Holiday lights: more than just another decoration

Every year we (and when I say “we”, I mean my husband) get out our holiday lights to string around the house.  They’re always blue and white and generally vague enough to be Hanukkah or Christmas lights.  I recently saw another house with a blue and white theme and what looked like Jewish stars in their windows, but when I got closer, they were just snowflakes.  I always feel very proud of my Jewishness and even love that our festival of lights can (in all intended original purposes) rival that of Christmas traditions.  Even this Wikipedia passage notes the importance of displaying the holiday lights and unfortunately, when not to…


The reason for the Hanukkah lights is not for the “lighting of the house within”, but rather for the “illumination of the house without,” so that passersby should see it and be reminded of the holiday’s miracle (i.e. the triumph of the few over the many and of the pure over the impure). Accordingly, lamps are set up at a prominent window or near the door leading to the street. It is customary amongst some Ashkenazi Jews to have a separate menorah for each family member (customs vary), whereas most Sephardi Jews light one for the whole household. Only when there was danger of antisemitic persecution were lamps supposed to be hidden from public view, as was the case in Persia under the rule of the Zoroastrians, or in parts of Europe before and during World War II. However, most Hasidic groups light lamps near an inside doorway, not necessarily in public view. According to this tradition, the lamps are placed on the opposite side from the mezuzah, so that when one passes through the door s/he is surrounded by the holiness of mitzvot (the commandments).


This year, was a year like any other until my husband came home with a rotating dreidel projector.  Normally, I would be thrilled.  We’d been talking about another inflatable that is Hanukkah themed, to add to our blue and white polar bears.  Any other year, I’d be ecstatic.  This year is different.  This year, only a few weeks after Trump won the election, swastikas are popping up everywhere.  A teacher friend of mine showed me photos of swastikas all over a notebook belonging to one of her Hispanic students. Luckily, he didn’t know what they were.  I have a feeling in a years time, everyone will know what a swastika is.  It shakes me to my bones.
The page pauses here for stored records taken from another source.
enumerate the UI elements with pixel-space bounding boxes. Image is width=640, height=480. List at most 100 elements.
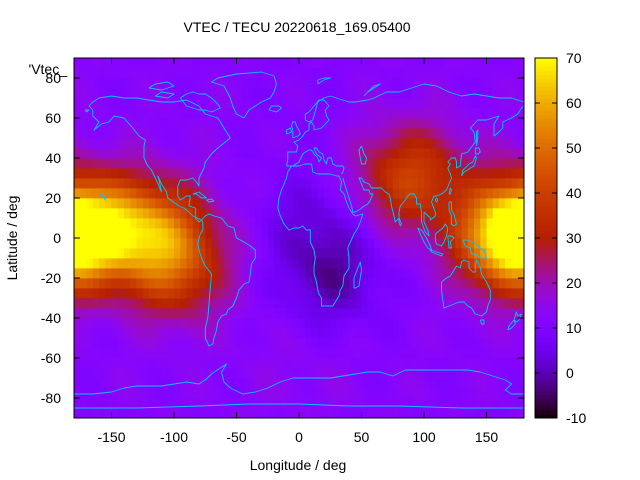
heatmap-cell bbox=[130, 158, 137, 169]
heatmap-cell bbox=[411, 58, 419, 69]
heatmap-cell bbox=[242, 258, 250, 269]
heatmap-cell bbox=[411, 88, 419, 99]
heatmap-cell bbox=[417, 178, 425, 189]
heatmap-cell bbox=[292, 58, 300, 69]
heatmap-cell bbox=[355, 268, 362, 279]
heatmap-cell bbox=[167, 298, 175, 309]
heatmap-cell bbox=[392, 388, 400, 399]
heatmap-cell bbox=[336, 358, 344, 369]
heatmap-cell bbox=[367, 228, 375, 239]
heatmap-cell bbox=[311, 188, 319, 199]
heatmap-cell bbox=[299, 368, 306, 379]
heatmap-cell bbox=[311, 58, 319, 69]
heatmap-cell bbox=[167, 408, 175, 419]
heatmap-cell bbox=[461, 198, 469, 209]
heatmap-cell bbox=[86, 398, 94, 409]
heatmap-cell bbox=[311, 88, 319, 99]
heatmap-cell bbox=[511, 308, 519, 319]
heatmap-cell bbox=[367, 238, 375, 249]
heatmap-cell bbox=[430, 188, 437, 199]
heatmap-cell bbox=[380, 148, 387, 159]
heatmap-cell bbox=[167, 368, 175, 379]
heatmap-cell bbox=[211, 68, 219, 79]
heatmap-cell bbox=[292, 128, 300, 139]
heatmap-cell bbox=[405, 188, 412, 199]
heatmap-cell bbox=[261, 398, 269, 409]
heatmap-cell bbox=[274, 88, 281, 99]
heatmap-cell bbox=[324, 228, 331, 239]
heatmap-cell bbox=[174, 228, 181, 239]
heatmap-cell bbox=[299, 358, 306, 369]
heatmap-cell bbox=[149, 68, 156, 79]
y-tick-label: 80 bbox=[45, 70, 61, 86]
heatmap-cell bbox=[336, 328, 344, 339]
heatmap-cell bbox=[374, 288, 381, 299]
heatmap-cell bbox=[142, 228, 150, 239]
heatmap-cell bbox=[511, 378, 519, 389]
heatmap-cell bbox=[386, 388, 394, 399]
heatmap-cell bbox=[411, 208, 419, 219]
heatmap-cell bbox=[286, 168, 294, 179]
heatmap-cell bbox=[117, 88, 125, 99]
heatmap-cell bbox=[511, 388, 519, 399]
heatmap-cell bbox=[261, 98, 269, 109]
heatmap-cell bbox=[192, 138, 200, 149]
heatmap-cell bbox=[292, 238, 300, 249]
heatmap-cell bbox=[217, 98, 225, 109]
heatmap-cell bbox=[355, 348, 362, 359]
heatmap-cell bbox=[305, 348, 312, 359]
heatmap-cell bbox=[105, 268, 112, 279]
heatmap-cell bbox=[342, 218, 350, 229]
heatmap-cell bbox=[380, 108, 387, 119]
heatmap-cell bbox=[330, 78, 337, 89]
heatmap-cell bbox=[430, 118, 437, 129]
heatmap-cell bbox=[136, 188, 144, 199]
colorbar-segment bbox=[535, 58, 557, 63]
heatmap-cell bbox=[261, 368, 269, 379]
heatmap-cell bbox=[286, 358, 294, 369]
heatmap-cell bbox=[467, 328, 475, 339]
heatmap-cell bbox=[180, 198, 187, 209]
heatmap-cell bbox=[149, 108, 156, 119]
heatmap-cell bbox=[305, 158, 312, 169]
heatmap-cell bbox=[430, 128, 437, 139]
heatmap-cell bbox=[136, 238, 144, 249]
heatmap-cell bbox=[74, 68, 81, 79]
heatmap-cell bbox=[324, 178, 331, 189]
heatmap-cell bbox=[386, 368, 394, 379]
heatmap-cell bbox=[461, 188, 469, 199]
heatmap-cell bbox=[305, 148, 312, 159]
heatmap-cell bbox=[99, 278, 106, 289]
heatmap-cell bbox=[299, 308, 306, 319]
heatmap-cell bbox=[99, 378, 106, 389]
heatmap-cell bbox=[205, 68, 212, 79]
heatmap-cell bbox=[374, 268, 381, 279]
heatmap-cell bbox=[349, 308, 356, 319]
heatmap-cell bbox=[399, 228, 406, 239]
heatmap-cell bbox=[436, 168, 444, 179]
heatmap-cell bbox=[336, 278, 344, 289]
heatmap-cell bbox=[161, 228, 169, 239]
heatmap-cell bbox=[199, 338, 206, 349]
heatmap-cell bbox=[361, 228, 369, 239]
heatmap-cell bbox=[324, 118, 331, 129]
heatmap-cell bbox=[474, 338, 481, 349]
heatmap-cell bbox=[217, 158, 225, 169]
heatmap-cell bbox=[311, 278, 319, 289]
colorbar-segment bbox=[535, 138, 557, 143]
heatmap-cell bbox=[217, 258, 225, 269]
heatmap-cell bbox=[492, 288, 500, 299]
heatmap-cell bbox=[436, 198, 444, 209]
heatmap-cell bbox=[174, 58, 181, 69]
heatmap-cell bbox=[92, 378, 100, 389]
heatmap-cell bbox=[449, 288, 456, 299]
heatmap-cell bbox=[230, 218, 237, 229]
heatmap-cell bbox=[455, 268, 462, 279]
heatmap-cell bbox=[405, 58, 412, 69]
heatmap-cell bbox=[480, 88, 487, 99]
heatmap-cell bbox=[442, 138, 450, 149]
heatmap-cell bbox=[155, 338, 162, 349]
heatmap-cell bbox=[511, 338, 519, 349]
heatmap-cell bbox=[167, 68, 175, 79]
Of course, I am a proud Jew.  I am happy my husband found such a fun decoration and we display it proudly.  We are now officially saying, WE ARE JEWS to our neighbors and passers by.  In truth, it is a source of pride and fear.  I worry that next year for Hanukkah, we’ll be asking family for a video surveillance system.  I worry that others will pass and not see a festive house, but a target.  I worry for my sons who are about to start into the public school system where swastikas are more and more prevalent.  But for now, we celebrate.  We shop and prepare for the holidays and make plans and move on with our lives.

I am lucky to have many jobs and side jobs.  A colleague was over dropping off some paperwork and we started talking about the new dreidel decoration.  She loved it and I confessed to her my fears.  Til that point, I had not verbalized my feelings out loud to anyone and it was rough.  She turned to me and told me if anything ever happened to me or my house that she would “have a wall of people standing in my front lawn with crosses around their necks 24/7”. And I just fell apart.  I can’t even type the words without tears in my eyes.

I guess it’s good to know that I know warriors of peace, that Maccabees can come in all forms and be from all backgrounds.  It’s good to know that there are people in my community who will stand up, instead of stand by.  It brings me peace.  It makes me feel safe in a very unsafe world. I am blessed, I am protected and I am free to celebrate the holidays however we wish. I hope you find the same peace and joy this year and all the years to follow.